2016: N/A - No list item targeting hazardous materials transport.
2019: Ensure the safe shipment of hazardous materials.

This particular Most Wanted List item is more driven by economic realities than the others. Within the last three years in the transition from the Obama to the Trump Administration, for example, the United States has significantly expanded oil production, including from natural gas, and is now a net exporter. That also means more oil and refined fuels need to be transported, including with more tanker trucks on the roads.

Combining with other factors like infrastructure problems, Americans favoring larger vehicles, increasing roadway congestion, and growing transportation/ distribution needs, and all that flammable material out on the road could be life-threatening indeed. 

FMCSA

FMCSA has long stressed the importance of drivers and passengers in heavy trucks buckling up.

2016: Strengthen occupant protection.
2019: Strengthen occupant protection (no change).

NTSB targets the motoring public most with this list item, but improving vehicle occupant protection and ensuring seatbelt use touches commercial trucks frequently and persistently as well—including in regards to passenger use, which can be a problem in heavy trucks.

NTSB has also called for lap-and-shoulder belts for all passengers in new buses and also would like to see tanker truck side-impact crashworthiness "to prevent catastrophic tank ruptures and limit post-collision fuel spillage."

That rounds out NTSB's latest Most Wanted List as it applies to trucking and ground transportation, but there's a final item: "Improve the safety of Part 135 aircraft flight operations." In 2016, that appeared as "Prevent loss of control in flight and general aviation." Part 135 aircraft offer things like air tours, medical evac, and charter flights and don't have to meet the same safety requirements as commercial airlines, which the agency said leaves them open to disaster. 

In another three years, will drones, perhaps including those used in delivery innovations, have proliferated enough in use to catch NTSB's attention?

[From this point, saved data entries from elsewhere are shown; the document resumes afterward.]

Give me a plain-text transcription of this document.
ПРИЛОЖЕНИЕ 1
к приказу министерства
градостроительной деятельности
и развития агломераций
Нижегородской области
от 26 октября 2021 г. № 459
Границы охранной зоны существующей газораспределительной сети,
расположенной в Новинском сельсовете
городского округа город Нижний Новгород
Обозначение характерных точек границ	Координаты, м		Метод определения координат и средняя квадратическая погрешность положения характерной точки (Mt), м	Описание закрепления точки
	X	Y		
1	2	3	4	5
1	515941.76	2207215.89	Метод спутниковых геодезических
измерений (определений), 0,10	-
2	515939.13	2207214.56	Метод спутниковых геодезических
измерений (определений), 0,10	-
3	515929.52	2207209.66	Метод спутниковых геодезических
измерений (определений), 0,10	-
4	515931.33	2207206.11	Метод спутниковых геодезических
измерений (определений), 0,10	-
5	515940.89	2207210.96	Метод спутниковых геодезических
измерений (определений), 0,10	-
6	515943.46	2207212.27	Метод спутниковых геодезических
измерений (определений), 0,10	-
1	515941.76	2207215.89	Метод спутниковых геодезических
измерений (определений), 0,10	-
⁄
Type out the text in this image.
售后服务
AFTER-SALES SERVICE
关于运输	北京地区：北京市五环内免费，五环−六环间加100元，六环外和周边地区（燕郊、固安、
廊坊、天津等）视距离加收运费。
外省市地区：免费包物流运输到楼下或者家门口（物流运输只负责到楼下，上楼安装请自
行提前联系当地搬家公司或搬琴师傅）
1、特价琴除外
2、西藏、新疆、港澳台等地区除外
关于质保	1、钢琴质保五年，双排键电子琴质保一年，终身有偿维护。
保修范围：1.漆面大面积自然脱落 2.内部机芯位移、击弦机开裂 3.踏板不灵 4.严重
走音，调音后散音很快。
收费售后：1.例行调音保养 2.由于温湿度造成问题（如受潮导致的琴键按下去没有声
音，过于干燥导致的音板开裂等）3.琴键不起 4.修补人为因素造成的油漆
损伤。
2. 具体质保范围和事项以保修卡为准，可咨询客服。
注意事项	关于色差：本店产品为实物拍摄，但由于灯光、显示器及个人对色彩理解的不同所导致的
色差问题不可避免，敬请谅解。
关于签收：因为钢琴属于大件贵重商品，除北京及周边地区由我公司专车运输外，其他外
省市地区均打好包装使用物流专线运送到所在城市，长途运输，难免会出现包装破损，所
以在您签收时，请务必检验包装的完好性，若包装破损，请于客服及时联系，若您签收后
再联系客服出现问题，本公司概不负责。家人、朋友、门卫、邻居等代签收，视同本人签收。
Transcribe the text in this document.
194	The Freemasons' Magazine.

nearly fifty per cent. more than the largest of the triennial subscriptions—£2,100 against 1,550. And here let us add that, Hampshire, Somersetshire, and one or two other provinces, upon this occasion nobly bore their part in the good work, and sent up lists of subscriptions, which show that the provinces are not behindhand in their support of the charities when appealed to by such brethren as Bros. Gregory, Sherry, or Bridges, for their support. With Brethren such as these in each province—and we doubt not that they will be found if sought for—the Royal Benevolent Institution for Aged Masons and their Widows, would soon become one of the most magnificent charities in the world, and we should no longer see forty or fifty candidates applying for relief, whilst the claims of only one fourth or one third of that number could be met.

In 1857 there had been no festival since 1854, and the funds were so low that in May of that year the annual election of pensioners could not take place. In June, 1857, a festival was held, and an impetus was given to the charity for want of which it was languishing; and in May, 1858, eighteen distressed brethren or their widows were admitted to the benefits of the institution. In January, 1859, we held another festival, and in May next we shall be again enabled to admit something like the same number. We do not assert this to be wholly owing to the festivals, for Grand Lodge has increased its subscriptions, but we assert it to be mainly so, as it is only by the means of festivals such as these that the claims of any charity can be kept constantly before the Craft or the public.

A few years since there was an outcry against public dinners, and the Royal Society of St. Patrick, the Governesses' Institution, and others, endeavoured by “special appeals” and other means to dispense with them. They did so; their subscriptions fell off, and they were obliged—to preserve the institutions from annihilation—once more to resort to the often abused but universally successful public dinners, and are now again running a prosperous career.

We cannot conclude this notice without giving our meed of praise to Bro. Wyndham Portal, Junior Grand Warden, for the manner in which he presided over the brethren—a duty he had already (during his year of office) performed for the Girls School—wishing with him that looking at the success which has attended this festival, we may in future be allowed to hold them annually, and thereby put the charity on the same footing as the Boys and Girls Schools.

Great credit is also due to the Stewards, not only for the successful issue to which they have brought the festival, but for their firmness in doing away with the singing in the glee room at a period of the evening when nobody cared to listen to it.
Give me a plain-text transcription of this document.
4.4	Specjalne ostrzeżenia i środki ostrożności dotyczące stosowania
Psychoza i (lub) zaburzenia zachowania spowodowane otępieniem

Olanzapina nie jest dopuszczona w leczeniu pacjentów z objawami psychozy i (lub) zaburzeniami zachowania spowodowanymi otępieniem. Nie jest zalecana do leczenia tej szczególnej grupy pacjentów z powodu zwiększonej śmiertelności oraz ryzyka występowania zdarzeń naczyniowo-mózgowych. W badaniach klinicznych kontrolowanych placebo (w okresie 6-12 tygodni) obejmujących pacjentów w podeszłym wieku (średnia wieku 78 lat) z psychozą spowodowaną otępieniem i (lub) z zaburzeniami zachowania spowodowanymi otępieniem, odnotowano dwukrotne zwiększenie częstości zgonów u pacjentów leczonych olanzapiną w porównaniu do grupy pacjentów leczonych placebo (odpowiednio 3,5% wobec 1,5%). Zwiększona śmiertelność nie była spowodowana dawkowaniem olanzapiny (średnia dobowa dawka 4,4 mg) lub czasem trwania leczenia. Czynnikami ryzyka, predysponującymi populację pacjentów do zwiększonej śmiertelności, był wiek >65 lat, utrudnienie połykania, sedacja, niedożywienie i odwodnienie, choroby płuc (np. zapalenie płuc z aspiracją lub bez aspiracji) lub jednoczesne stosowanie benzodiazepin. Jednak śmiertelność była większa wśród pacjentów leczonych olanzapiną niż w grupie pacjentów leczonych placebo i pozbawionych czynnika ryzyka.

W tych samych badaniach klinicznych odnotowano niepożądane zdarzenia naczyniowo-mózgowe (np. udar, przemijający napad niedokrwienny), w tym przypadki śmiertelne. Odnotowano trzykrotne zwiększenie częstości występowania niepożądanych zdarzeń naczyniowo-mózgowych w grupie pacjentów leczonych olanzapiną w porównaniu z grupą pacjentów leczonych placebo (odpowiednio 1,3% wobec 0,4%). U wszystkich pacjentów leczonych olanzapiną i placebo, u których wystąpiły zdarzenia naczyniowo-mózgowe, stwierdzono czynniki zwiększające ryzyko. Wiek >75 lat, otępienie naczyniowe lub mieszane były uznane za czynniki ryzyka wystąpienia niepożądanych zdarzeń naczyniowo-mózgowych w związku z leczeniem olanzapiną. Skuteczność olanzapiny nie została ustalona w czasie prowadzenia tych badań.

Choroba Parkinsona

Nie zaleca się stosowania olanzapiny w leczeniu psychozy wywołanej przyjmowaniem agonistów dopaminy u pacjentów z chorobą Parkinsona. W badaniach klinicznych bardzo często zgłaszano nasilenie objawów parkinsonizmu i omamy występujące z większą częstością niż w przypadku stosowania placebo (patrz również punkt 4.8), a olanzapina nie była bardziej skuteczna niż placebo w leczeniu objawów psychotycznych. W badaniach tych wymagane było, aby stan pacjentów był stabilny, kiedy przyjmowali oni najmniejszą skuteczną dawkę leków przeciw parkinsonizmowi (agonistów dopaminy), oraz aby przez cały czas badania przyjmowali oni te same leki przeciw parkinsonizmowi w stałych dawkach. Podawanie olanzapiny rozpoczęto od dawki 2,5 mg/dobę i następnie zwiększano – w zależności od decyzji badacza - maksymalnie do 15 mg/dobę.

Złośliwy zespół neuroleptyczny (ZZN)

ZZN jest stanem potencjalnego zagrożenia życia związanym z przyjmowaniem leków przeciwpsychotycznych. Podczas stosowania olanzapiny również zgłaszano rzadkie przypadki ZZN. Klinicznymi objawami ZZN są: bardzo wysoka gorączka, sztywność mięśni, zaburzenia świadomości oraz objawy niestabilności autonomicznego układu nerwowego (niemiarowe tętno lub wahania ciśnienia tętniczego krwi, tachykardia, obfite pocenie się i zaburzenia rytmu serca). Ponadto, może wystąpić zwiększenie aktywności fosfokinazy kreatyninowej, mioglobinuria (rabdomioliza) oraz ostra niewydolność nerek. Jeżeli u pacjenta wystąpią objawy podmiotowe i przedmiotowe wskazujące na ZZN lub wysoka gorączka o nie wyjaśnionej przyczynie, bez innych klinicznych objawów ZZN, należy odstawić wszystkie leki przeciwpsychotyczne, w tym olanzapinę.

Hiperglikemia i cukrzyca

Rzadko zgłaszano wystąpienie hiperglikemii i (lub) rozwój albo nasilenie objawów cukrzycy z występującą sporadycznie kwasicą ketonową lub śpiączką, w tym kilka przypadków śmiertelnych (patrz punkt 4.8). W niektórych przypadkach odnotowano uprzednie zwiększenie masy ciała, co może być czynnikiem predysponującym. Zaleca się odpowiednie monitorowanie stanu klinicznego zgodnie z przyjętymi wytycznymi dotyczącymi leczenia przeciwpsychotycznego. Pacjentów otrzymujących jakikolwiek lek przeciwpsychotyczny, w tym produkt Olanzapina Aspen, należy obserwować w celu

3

If so, you can bet the answer will be to advance technology and enforcement—just as the agency's recommendations to address those less-formalized Part 135 aircraft requirements now.

"Let me point out something: the NTSB does not simply come up with these recommendations based on a whim," emphasized Chairman Robert Sumwalt. "It's a data-driven approach based on the results of our investigations and the tragic, senseless deaths that we investigate.

"The NTSB's Most Wanted List," he added, "is written in blood."